A report by Swiss bank UBS found that billionaires  “did extremely well” during the coronavirus pandemic, growing their already-huge fortunes to a record high of $10.2tn (£7.8tn).

Billionaires increased their wealth by more than a quarter (27.5%) at the height of the crisis from April to July, just as millions of people around the world lost their jobs or were struggling to get by on government schemes.

Billionaires had mostly benefited from betting on the recovery of global stock markets when they were at their nadir during the global lockdowns in March and April. UBS said billionaires’ wealth had hit “a new high, surpassing the previous peak of $8.9tn reached at the end of 2017”. The number of billionaires has also hit a new high of 2,189, up from 2,158 in 2017.

Josef Stadler, the head of UBS’s global family office department that deals directly with the world’s richest people, said: "...not only did they ride the storm to the downside, but also gained up on the upside as stock markets rebounded.”

Stadler said the super-rich were able to benefit from the crisis because they had “the stomach” to buy more company shares when equity markets around the world were crashing. Global stock markets have since rebounded making up much of the losses. The shares in some technology companies – which are often owned by billionaires – have risen very sharply.

Billionaires’ fortunes have swelled by $4.2bn (or 70%) in the three years since Stadler warned about the threat of a global uprising against the super-richStadler said. “Wealth concentration is as high as in 1905, this is something billionaires are concerned about. The problem is the power of interest on interest – that makes big money bigger and, the question is to what extent is that sustainable and at what point will society intervene and strike back?”

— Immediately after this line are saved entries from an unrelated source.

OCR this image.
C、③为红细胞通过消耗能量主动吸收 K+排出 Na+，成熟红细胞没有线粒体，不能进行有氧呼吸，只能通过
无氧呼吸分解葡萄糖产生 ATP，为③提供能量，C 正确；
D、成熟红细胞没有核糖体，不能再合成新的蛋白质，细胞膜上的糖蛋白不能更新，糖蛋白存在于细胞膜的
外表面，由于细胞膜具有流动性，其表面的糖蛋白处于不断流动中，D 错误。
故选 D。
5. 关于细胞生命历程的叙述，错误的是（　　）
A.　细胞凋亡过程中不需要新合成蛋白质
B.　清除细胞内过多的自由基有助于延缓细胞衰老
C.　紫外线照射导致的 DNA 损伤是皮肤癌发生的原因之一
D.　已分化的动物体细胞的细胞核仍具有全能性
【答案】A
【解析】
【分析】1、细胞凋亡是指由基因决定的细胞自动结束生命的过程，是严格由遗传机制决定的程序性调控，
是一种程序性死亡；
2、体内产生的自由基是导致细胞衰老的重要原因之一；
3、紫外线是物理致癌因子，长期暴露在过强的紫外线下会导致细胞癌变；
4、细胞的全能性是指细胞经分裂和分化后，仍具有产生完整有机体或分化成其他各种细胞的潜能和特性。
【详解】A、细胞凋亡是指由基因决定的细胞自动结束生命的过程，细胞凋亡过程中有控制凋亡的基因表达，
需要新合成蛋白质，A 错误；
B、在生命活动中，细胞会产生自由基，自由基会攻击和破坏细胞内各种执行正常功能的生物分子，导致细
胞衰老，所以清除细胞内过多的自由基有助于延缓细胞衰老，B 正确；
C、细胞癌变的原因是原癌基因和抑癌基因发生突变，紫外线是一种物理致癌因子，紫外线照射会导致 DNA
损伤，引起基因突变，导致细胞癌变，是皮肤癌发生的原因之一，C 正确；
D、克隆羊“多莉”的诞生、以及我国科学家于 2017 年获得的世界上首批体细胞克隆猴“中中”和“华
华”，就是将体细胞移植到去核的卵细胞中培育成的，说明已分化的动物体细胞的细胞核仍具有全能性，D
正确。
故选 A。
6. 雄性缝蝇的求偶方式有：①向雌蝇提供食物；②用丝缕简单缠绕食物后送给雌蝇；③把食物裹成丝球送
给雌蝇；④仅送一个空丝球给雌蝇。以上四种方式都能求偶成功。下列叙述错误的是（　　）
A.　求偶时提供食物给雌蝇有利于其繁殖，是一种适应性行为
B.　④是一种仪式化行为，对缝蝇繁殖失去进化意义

The world’s current super-rich people hold the greatest concentration of wealth since the US Gilded Age at the turn of the 20th century, when families such as the Carnegies, Rockefellers and Vanderbilts controlled vast fortunes.

Luke Hilyard, executive director of the High Pay Centre, a thinktank that focuses on excessive pay, said, “Billionaire wealth equates to a fortune almost impossible to spend over multiple lifetimes of absolute luxury,” Hilyard said. “Anyone accumulating riches on this scale could easily afford to raise the pay of the employees who generate their wealth, or contribute a great deal more in taxes to support vital public services, while remaining very well rewarded for whatever successes they’ve achieved. The findings from the UBS report showing that the super-rich are getting even richer are a sign that capitalism isn’t working as it should.”